The PolSys Team - Computer Algebra and Polynomial Systems


Overall description

Our research group focuses on algebraic algorithms for solving mathematical problems in general with a focus on polynomial systems. It is internationally recognized as one of the leading groups in the area of solving systems of polynomial equations/inequalities (non-linear systems) using exact methods (computer algebra).

Our goal is to develop efficient algorithms and software for computing the complex solutions and/or the real ones or in a finite field. We have developed several fundamental algorithms, in particular for computing Gröbner bases and for solving over the reals (real root finding, quantifier elimination, connectivity queries).

Complexity issues are also investigated and recently the group has obtained results for structured polynomial systems (systems with symmetries, overdetermined or bilinear systems, ...) enabling to identify some classes of problems which can be solved in polynomial time.

The practical efficiency of our algorithms relies on highly efficient linear algebra libraries. Hence, the group is involved in the development of parallel high performance linear algebra and Gröbner basis packages. Algorithms and software developed by the groups are validated by solving challenging applications modeled with non-linear constraints.


location
Laboratoire d'Informatique de Paris 6 (UMR CNRS 7606)
Campus Pierre et Marie Curie
Sorbonne Université, Paris France

News and upcoming events.

J.-C. Faugère and L. Perret are co-organizing a thematic program at IHP on post-quantum algebraic cryptography (from Sep. to Dec. 2021).

Focus on applications in robotics

In the old times, we contributed to the study of Stewart platforms through Gröbner bases computations for polynomial system solving.

Nowadays, we do much more complicated things.
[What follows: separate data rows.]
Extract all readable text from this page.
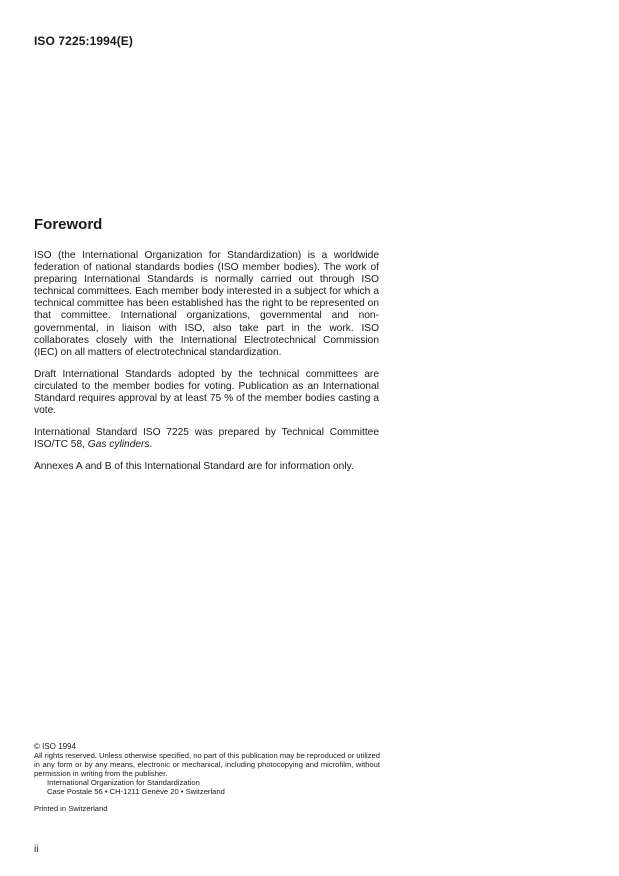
ISO 7225:1994(E)
Foreword

ISO (the International Organization for Standardization) is a worldwide federation of national standards bodies (ISO member bodies). The work of preparing International Standards is normally carried out through ISO technical committees. Each member body interested in a subject for which a technical committee has been established has the right to be represented on that committee. International organizations, governmental and non-governmental, in liaison with ISO, also take part in the work. ISO collaborates closely with the International Electrotechnical Commission (IEC) on all matters of electrotechnical standardization.

Draft International Standards adopted by the technical committees are circulated to the member bodies for voting. Publication as an International Standard requires approval by at least 75 % of the member bodies casting a vote.

International Standard ISO 7225 was prepared by Technical Committee ISO/TC 58, Gas cylinders.

Annexes A and B of this International Standard are for information only.

© ISO 1994
All rights reserved. Unless otherwise specified, no part of this publication may be reproduced or utilized in any form or by any means, electronic or mechanical, including photocopying and microfilm, without permission in writing from the publisher.
International Organization for Standardization
Case Postale 56 • CH-1211 Genève 20 • Switzerland
Printed in Switzerland
ii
For instance we are quite proud to be able to analyze automatically the kinematic singularities of some industrial robots. We do that by solving polynomial systems where solving means here counting the number of connected components of the solution set over the reals to some given polynomial system.

We also develop quantifier elimination algorithms which are now used for the stability analysis of sensor-based controlled mechanisms. This range of applications (and the algorithms developed) is pretty new to computer algebra!

Focus on the startup CryptoNext Security and crypto applications

The Cryptonext Security company is a spin-off of our group, funded by Jean-Charles Faugère and Ludovic Perret. Beware, quantum computers may arrive soon and are a threat to standard cryptographic protocols which are used nowadays. Our transfer activity through Cryptonext Security aims at providing new cryptographic solutions which are resistent to quantum computers.

Some of the solutions proposed by Cryptonext Security are based on multivariate polynomial systems and their security is related to the complexity of Gröbner bases.

In particular, the signature scheme called GeMSS is now developed by Cryptonext Security and has been selected for the semi-final of the NIST competition to standardize post-quantum cryptography.

Current application domains

  • Cryptology, in particular algebraic cryptanalysis
    Using polynomial system solvers (over finite fields), one can evaluate the security of a cryptosystem. Such a methodology is called algebraic cryptanalysis.
    We are proud that two members of the group founded the Cryptonext Security startup, a successful technology transfer initiative!

  • Robotics and mechanism design
    Non-linear equations arise quite naturally when modeling rigid mechanisms and sensor-based controllers. Our solvers have been used to analyze kinematic singularities of industrial robots (by asnwering connectivity queries in real solution sets to polynomial systems) and for the stability analysis of sensor-based controllers.

  • Biology and life sciences
    Biological systems are often modeled through dynamical systems with algebraic coefficients. Computing their steady states and equilibria is then of first importance to understand the behaviour of biological systems. Our software have been used to analyze several of such systems.

  • Optimization and scientific computing
    Our polynomial system solvers can be used to solve a wide range of problems arising in scientific computing or in the applications of scientific computing.
    One important area in which we are involved is polynomial optimization and its applications in various areas of engineering sciences (in particular energy consumption).
    Our polynomial system solvers have also been used for the stability analysis of numerical schemes or to improve the solving of optimal control solvers.

  • Computational geometry
    Our polynomial system solvers have been used to solve problems arising in this area of computer science.
    One can analyze the shapes of classical objects of computational geometry (such as Voronoi diagrams) which become non-linear in the 3D case. Polynomial system solvers can also be used to solve enumerative problems in computational problems such packing problems.

  • Other applications
    There are many other applications as non-linear models appear naturally and frequently in many areas. To cite just a few of areas where polynomial systems appear and where we had some contribution, let us mention program verification, quantum physics and information, combinatorics, signal theory and vision.